Airbnb wants to take travelers to places they never knew

Airbnb is revamping its website to lure tourists to places with more places to stay, as it tries to ensure pent-up demand during this year’s peak season isn’t hampered by supply issues.

Searches on Airbnb are mostly narrowed down by location and date, and the redesign announced Wednesday will introduce 56 different categories. The tags will filter about 4 million listings by features such as “surfing,” “skiing,” and “camping,” as well as features such as “houseboat,” “farm,” and “castle.”

In addition to host input, computer vision techniques are used to automatically populate lists with certain features visible in the image, such as “grand piano.”

The company said the upgrade represented “the biggest change to Airbnb in a decade.”

“For 25 years, the way you searched for travel online has been the same,” CEO Brian Chesky told reporters in New York this week. “There’s a big search box, [it asks] You have a question: ‘Where are you going?

“We can show you places you never thought to search.”

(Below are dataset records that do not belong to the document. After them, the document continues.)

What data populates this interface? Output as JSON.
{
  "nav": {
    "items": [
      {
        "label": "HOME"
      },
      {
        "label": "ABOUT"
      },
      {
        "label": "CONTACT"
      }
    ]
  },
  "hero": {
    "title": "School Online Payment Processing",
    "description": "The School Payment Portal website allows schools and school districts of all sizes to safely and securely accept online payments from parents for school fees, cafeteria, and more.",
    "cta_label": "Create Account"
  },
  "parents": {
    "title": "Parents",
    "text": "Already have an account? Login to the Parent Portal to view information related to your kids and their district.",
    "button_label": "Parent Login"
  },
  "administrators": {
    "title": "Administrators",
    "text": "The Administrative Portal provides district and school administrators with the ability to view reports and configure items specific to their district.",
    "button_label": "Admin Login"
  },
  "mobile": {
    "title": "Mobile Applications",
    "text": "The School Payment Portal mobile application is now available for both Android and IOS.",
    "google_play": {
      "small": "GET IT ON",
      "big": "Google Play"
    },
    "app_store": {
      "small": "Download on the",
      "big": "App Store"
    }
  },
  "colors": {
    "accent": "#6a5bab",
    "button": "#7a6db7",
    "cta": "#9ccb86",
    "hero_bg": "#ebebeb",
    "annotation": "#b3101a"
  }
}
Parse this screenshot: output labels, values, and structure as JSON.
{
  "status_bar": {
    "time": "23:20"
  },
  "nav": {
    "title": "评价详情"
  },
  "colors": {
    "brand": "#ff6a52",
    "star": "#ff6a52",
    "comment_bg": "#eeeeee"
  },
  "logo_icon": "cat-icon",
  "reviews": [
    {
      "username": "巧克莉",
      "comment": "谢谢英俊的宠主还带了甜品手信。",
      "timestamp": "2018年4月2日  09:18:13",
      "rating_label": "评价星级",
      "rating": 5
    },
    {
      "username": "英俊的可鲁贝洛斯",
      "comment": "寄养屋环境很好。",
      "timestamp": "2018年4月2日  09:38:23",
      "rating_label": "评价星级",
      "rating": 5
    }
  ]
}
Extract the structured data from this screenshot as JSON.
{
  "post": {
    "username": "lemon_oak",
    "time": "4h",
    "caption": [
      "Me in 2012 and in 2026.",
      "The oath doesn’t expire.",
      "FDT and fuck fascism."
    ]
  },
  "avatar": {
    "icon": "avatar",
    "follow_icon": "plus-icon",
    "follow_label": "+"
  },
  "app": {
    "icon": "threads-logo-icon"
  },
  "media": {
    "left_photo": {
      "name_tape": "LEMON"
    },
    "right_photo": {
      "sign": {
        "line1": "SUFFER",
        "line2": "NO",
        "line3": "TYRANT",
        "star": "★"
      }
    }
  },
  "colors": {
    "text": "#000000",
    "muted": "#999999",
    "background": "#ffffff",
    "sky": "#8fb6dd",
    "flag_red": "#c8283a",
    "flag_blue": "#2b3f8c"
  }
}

Since it went public in December 2020, the supply of available and desirable locations has been cited as the biggest potential hurdle for Airbnb’s hopes of a big growth in tourism due to pent-up demand as the coronavirus pandemic subsides.

According to company filings, the number of active listings on the platform has increased by about 7% since the company filed its S-1 application before listing. According to AirDNA, an independent rental data analyst, only nine of Europe’s top 20 Airbnb cities currently have more listings available than in 2019.

Supply was stronger in non-urban areas, initially benefiting from the desire to maintain social distancing and then changing attitudes towards remote work. In the first quarter of this year, listings in non-urban areas around the world rose 15% year-over-year, with North America up 21%.

The new features will also direct people to lesser-known cities, Chesky said: “We’re in 10,000 cities, and most people can’t think of that many.”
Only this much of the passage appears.